最新推荐文章于 2023-06-30 14:19:52 发布

闵帆

最新推荐文章于 2023-06-30 14:19:52 发布

阅读量608

点赞数 1

分类专栏：计算机数学基础文章标签：二叉树数据挖掘

本文链接：https://blog.csdn.net/minfanphd/article/details/116582678

版权

计算机数学基础专栏收录该内容

14 篇文章 8 订阅

订阅专栏

按上一贴的二叉树习题.
a) 二叉树的左、右子树需要区别对待, 所以, 定义子节点函数更合理. 有两种方法: 1) 使用两个函数; 2) 使用一个函数, 但将子树类型写成一个字符类型的参数 (取值为 l 或 r), 其取值范围为一个字母表. 后一种方案由 彭子峰 同学提出.
b) 要想说明子树的子树, 需要处理 lrrl 这类的字符串. 这涉及到字母表的正闭包.
c) 叶节点的子树缺乏定义, 这个还是不行, 需要引入一个空节点 $\phi$ (phi, 不是 emptyset), 它有吸收作用. 即该节点的左、右子树都是它自己.

1. 字母表

我们先来定义字母表、字母表的闭包.

Definition 11. An alphabet $\Sigma$ is a set of characters.

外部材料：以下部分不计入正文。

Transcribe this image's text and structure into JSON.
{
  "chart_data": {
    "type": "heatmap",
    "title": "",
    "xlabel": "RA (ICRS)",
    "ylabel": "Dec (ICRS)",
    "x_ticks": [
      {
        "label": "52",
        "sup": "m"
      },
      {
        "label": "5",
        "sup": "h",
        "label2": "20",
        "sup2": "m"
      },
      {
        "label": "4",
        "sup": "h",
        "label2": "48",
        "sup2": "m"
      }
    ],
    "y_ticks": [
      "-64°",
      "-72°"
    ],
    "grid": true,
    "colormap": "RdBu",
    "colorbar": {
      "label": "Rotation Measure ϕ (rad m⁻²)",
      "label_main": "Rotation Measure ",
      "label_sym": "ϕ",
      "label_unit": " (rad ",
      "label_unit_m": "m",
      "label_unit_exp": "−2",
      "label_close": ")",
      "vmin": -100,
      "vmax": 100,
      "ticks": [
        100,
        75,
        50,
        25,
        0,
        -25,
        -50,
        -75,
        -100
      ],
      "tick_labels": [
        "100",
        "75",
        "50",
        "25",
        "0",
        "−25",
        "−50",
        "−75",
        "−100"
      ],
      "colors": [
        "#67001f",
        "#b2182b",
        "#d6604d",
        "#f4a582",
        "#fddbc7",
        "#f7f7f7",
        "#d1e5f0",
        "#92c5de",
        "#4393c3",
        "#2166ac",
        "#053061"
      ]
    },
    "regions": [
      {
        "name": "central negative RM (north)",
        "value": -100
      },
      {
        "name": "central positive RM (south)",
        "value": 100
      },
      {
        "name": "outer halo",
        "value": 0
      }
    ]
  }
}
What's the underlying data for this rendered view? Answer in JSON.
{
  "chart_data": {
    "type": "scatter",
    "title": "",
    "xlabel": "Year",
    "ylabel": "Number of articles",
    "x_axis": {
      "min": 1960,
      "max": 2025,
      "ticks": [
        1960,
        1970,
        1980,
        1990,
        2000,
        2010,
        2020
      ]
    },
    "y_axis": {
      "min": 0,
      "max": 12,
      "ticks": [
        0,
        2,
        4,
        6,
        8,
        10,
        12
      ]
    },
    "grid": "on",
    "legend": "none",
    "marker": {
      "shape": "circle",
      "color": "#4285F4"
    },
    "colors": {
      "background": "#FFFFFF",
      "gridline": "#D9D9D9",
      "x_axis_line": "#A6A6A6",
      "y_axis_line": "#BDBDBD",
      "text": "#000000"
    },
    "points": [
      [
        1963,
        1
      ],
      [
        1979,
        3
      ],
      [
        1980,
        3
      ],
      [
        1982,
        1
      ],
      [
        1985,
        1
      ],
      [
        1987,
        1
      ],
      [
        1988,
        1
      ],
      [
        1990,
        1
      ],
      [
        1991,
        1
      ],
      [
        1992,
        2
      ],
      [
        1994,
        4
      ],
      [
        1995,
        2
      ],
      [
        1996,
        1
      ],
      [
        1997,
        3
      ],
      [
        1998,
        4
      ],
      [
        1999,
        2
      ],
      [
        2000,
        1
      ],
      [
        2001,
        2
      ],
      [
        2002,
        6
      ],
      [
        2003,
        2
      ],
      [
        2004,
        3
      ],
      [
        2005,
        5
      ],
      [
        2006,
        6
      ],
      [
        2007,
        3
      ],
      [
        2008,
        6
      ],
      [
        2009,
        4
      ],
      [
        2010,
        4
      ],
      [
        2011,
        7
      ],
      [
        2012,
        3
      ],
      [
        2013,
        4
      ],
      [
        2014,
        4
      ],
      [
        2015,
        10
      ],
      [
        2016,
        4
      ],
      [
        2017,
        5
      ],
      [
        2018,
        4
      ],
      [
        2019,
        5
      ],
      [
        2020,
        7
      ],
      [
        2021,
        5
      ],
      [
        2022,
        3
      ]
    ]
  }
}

常见的字母表包括: $\Sigma = \{0, 1\}$ , $\Sigma = \{\mathrm{a}, \dots, \mathrm{z}\}$ . 我们这里需要的是 $\Sigma = \{\mathrm{l}, \mathrm{r}\}$ , 其中 l 表示左, r 表示右. 字母在式子里写成 mathrm 格式，表示常量.

字母表的正闭包定义如下:
Definition 12. The positive closure of alphabet $\Sigma$ is given by $\Sigma^+ = \Sigma^1 \cup \Sigma^2 \cup ...$ .

如果 $\Sigma = \{0, 1\}$ , 那么 $\Sigma^+ = \{0, 1, 00, 01, 10, 11, 000, \dots \}$ , 如果 $\Sigma = \{\mathrm{l}, \mathrm{r}\}$ , 那么 $\Sigma^+ = \{\mathrm{l}, \mathrm{r}, \mathrm{ll}, \mathrm{lr}, \mathrm{rl}, \mathrm{rr}, \mathrm{lll}, \dots \}$ .

还有个叫克林的哥们儿考虑空串 $\varepsilon$ (varepsilon)，硬生生把自己的名字加进来. 英文名怎么写我不知道, 直接翻译的.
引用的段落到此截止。